Currimundi lake is an important coastal asset for both the community and the local wildlife. The dynamic nature of the mouth and lack of hard structures; such as training walls, means active management of the entrance is unavoidable to avoid flooding impacts upstream and to protect public assets that are on the southern side of the entrance to the lake.
One management technique that council uses is a sand ‘berm’ at the lake mouth. This has proven effective in directing the outflow to the ocean to be maintained generally to the central and northern sections of the lake mouth and protects the southern hard public assets, i.e. roads, parks and buildings, from migration of the mouth and subsequent erosion.
Due to erosion events such as storms this berm can be depleted of sand. When this occurs, officers from the environmental operations branch organise the reconstruction of the berm. This is usually with large machinery such as 25 tonne excavators, articulated dump trucks and dozers. To reconstruct the berm we must take sand from the sand plug at the entrance to the berm around 200m away, place the sand along the berm length then smooth out the surface with the dozers. The constructed berm runs parallel to the shoreline and tries to mimic the naturally built dunes adjacent to the lake in terms of height and seaward extent to ensure natural sediment processes long the open beach are maintained.
From time to time during periods of low rainfall and the right prevailing conditions out to sea can cause the lake to naturally close to the ocean. This is a natural process that occurs in many systems along the east coast of Australia. Currimundi lake is connected to Lake Kawana via the Wurtulla canal system. It receives inflows each day via the mechanical pumping system at the northern tip of Lake Kawana. When the system is closed the lake’s water level can rise and may overtop revetment walls upstream.

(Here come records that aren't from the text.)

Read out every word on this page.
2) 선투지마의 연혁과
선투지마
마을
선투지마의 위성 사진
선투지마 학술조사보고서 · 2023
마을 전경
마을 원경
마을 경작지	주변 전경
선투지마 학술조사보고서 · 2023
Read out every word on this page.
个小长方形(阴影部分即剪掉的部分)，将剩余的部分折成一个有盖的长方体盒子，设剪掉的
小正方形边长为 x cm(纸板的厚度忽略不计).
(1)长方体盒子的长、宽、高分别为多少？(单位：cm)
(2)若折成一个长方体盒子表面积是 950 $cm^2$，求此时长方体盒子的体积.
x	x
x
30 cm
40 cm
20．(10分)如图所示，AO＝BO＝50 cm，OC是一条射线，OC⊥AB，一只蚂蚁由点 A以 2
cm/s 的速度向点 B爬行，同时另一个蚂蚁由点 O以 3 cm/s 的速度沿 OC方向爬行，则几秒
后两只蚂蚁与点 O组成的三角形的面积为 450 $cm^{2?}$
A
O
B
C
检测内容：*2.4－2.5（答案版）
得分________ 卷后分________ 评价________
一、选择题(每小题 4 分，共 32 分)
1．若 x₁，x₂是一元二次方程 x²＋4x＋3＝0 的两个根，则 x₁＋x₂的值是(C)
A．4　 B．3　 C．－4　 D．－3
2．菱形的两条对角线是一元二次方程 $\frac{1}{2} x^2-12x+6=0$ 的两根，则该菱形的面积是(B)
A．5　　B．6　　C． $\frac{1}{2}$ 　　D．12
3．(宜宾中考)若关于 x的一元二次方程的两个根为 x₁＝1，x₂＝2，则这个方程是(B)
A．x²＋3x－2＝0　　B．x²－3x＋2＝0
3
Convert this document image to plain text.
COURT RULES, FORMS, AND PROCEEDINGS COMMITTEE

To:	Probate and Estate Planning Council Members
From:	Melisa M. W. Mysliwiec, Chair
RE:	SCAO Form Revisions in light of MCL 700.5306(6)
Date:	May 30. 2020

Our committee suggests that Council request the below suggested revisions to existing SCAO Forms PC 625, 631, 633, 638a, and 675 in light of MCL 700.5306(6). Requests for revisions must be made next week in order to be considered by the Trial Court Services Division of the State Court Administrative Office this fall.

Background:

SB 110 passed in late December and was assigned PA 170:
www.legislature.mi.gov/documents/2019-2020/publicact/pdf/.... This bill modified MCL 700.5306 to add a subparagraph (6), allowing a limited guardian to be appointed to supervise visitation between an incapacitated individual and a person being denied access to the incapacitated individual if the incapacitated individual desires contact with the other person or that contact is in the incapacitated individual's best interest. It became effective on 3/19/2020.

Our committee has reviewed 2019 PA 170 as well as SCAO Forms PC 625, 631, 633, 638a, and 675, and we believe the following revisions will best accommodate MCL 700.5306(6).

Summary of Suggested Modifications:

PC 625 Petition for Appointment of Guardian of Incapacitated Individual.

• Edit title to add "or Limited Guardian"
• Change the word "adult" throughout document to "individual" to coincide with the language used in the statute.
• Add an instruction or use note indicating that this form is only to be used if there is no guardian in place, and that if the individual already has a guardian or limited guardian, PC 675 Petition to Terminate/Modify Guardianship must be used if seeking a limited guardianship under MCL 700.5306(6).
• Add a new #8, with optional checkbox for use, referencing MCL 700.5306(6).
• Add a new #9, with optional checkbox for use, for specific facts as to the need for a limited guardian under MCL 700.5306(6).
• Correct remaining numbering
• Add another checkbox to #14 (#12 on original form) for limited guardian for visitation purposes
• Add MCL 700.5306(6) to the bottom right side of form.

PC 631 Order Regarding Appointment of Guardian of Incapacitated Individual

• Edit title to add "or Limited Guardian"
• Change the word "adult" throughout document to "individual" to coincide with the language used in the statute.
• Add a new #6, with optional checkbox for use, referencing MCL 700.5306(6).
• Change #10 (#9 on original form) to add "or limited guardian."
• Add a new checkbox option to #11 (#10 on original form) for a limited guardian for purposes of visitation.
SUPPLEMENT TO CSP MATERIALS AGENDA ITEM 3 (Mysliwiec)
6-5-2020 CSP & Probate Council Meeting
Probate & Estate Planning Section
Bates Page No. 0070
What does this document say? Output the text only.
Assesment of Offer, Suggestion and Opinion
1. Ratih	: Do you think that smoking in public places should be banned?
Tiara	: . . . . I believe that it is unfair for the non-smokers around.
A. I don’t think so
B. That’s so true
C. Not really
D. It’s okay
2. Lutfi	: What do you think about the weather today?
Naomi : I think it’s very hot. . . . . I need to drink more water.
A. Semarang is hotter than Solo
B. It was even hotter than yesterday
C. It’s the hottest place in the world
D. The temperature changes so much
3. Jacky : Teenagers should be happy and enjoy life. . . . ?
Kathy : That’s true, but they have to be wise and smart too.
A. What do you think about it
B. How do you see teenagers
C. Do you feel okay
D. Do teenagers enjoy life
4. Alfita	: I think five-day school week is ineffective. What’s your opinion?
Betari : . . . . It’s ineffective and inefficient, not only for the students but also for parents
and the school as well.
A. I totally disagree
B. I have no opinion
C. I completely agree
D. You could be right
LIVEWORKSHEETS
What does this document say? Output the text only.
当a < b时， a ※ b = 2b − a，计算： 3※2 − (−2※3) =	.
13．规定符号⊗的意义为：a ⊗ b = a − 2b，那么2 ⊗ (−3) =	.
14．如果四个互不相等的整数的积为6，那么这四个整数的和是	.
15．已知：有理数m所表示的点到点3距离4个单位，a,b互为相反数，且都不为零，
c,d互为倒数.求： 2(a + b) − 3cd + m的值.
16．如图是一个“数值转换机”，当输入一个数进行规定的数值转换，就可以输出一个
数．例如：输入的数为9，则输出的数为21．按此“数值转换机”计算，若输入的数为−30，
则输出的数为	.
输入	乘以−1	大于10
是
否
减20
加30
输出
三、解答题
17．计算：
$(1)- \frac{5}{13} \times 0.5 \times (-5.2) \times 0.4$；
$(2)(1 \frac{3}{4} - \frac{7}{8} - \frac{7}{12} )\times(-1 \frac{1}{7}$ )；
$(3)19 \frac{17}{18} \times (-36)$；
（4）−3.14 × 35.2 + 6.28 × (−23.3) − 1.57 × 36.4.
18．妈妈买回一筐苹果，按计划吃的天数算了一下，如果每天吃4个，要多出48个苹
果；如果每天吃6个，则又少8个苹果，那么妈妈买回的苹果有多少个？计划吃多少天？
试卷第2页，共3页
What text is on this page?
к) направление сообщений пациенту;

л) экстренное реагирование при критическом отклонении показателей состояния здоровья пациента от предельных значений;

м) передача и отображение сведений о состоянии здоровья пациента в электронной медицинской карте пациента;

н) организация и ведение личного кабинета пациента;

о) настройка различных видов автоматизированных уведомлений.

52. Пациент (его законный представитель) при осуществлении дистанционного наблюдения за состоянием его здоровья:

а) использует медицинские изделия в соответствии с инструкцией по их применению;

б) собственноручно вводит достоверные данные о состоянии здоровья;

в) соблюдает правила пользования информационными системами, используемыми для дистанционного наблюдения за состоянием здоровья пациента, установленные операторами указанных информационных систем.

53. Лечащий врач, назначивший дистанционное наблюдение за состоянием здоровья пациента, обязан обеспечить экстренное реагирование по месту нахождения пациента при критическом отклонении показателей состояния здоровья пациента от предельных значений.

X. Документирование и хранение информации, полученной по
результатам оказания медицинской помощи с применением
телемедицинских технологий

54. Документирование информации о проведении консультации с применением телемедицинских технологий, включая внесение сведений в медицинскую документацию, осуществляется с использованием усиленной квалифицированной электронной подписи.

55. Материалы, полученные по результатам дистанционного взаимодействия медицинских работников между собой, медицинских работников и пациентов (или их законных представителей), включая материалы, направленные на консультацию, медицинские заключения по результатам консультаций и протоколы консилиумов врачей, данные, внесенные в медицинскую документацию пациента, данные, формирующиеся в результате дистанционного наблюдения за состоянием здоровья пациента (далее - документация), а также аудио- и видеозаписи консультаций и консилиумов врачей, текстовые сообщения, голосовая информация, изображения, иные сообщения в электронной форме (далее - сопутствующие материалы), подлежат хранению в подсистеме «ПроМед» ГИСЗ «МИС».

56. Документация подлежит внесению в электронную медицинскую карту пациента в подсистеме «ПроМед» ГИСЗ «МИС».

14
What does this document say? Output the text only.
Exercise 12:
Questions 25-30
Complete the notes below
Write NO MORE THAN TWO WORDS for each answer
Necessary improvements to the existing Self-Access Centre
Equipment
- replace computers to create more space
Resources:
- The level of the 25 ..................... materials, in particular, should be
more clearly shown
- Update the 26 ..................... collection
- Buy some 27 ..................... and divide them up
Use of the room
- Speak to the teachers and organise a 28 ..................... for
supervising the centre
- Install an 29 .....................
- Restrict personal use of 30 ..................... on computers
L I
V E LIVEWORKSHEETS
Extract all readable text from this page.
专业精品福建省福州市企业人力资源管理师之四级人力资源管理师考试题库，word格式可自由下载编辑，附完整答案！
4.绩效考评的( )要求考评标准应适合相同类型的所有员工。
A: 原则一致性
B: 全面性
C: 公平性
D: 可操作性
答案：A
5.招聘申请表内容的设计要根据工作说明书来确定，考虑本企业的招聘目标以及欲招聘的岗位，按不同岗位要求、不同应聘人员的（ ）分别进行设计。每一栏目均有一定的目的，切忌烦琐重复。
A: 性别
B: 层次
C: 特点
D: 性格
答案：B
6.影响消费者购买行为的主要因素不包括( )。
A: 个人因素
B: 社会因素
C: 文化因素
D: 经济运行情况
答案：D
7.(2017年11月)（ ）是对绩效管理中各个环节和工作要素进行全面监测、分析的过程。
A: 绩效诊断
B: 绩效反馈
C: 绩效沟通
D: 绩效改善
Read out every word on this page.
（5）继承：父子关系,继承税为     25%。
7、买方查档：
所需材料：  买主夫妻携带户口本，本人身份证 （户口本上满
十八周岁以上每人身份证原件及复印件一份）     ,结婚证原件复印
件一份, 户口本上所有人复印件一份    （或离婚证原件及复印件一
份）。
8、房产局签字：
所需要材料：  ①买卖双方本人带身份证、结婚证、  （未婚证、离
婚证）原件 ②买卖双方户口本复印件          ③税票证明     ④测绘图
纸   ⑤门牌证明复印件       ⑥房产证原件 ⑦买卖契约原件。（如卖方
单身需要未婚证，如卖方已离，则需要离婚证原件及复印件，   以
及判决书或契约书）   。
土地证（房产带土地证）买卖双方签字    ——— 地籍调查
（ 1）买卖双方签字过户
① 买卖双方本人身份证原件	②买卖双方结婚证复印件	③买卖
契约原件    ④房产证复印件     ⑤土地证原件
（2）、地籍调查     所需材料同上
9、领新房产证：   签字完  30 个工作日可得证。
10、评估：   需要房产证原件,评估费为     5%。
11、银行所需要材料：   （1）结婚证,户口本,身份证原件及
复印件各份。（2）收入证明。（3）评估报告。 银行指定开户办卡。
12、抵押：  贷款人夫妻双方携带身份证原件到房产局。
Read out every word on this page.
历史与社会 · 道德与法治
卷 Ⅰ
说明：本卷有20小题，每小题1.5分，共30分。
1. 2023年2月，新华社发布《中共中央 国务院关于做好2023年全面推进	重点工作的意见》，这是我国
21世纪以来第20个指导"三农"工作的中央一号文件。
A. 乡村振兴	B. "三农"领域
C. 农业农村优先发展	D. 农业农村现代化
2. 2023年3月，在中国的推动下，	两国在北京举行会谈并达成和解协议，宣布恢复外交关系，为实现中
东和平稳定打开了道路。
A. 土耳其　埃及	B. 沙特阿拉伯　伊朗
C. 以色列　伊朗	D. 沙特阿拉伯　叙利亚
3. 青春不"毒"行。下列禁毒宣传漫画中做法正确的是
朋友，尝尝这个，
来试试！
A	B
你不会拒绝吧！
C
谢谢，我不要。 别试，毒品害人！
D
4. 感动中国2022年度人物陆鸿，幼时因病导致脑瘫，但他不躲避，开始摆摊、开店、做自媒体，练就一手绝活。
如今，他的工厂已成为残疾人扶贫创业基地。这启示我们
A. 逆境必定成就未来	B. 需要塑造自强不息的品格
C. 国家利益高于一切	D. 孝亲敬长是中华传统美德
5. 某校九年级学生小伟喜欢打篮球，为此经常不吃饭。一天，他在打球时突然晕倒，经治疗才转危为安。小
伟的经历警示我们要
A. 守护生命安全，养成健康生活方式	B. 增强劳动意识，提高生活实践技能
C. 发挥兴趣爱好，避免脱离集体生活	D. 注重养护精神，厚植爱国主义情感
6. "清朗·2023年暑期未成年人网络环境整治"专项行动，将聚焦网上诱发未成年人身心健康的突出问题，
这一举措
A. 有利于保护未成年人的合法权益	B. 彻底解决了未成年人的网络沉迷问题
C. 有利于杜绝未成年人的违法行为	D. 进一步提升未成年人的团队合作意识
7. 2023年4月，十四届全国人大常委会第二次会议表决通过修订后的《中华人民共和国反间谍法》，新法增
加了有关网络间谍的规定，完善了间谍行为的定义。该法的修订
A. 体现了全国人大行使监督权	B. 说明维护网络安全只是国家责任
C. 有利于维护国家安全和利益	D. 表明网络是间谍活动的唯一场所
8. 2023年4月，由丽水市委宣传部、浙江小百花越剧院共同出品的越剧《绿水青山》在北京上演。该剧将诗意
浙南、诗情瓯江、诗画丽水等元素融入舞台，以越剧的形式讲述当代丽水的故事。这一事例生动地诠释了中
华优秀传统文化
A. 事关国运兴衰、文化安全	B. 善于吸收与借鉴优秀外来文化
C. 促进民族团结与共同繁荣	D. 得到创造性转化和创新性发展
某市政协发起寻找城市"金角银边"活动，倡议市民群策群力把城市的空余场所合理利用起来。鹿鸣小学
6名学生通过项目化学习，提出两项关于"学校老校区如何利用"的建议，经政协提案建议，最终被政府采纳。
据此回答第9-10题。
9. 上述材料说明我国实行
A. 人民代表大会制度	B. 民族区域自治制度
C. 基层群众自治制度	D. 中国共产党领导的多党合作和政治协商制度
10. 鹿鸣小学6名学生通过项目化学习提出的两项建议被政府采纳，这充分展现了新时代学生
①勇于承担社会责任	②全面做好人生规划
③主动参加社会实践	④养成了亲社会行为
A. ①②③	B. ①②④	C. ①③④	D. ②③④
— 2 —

If the lake closes naturally council may decide to turn off the pumping system in Lake Kawana. This keeps the lake’s water level high to manage midge numbers (a proven management technique). If council believes there is either a risk of flooding or for the lake to be impacted by water quality issues, we will open the lake to the ocean using large machinery.
Council may decide to manually close the lake to the ocean to control midge numbers. These works have been completed on an as needs basis since 2005, with the last mechanical closure occurring in 2016. The work to manually close the lake to the ocean is a similar process as reconstructing the sand berm and requires large machinery.
Council has recently started a regular dredging campaign upstream of the sand plug. This is to replenish estuarine beaches that erode during storm events. The dredging occurs on an as needed basis, around every two years, and assists in managing the size and scale of the sand plug.
All works described above occur under our new whole of system permit for Currimundi lake. This was approved by state authorities in 2018 (EA0001226) and is consistent with the lake Currimundi dynamics study and ICOLL (intermittently closed and open Lakes and lagoons) entrance management documentation. This whole of system permit combines many different permits into a ‘one stop shop’ for Currimundi lake works. Many stakeholders were involved in these works and council's coastal team ensured all recreational, environmental, and structural objectives were followed. We have received very positive feedback.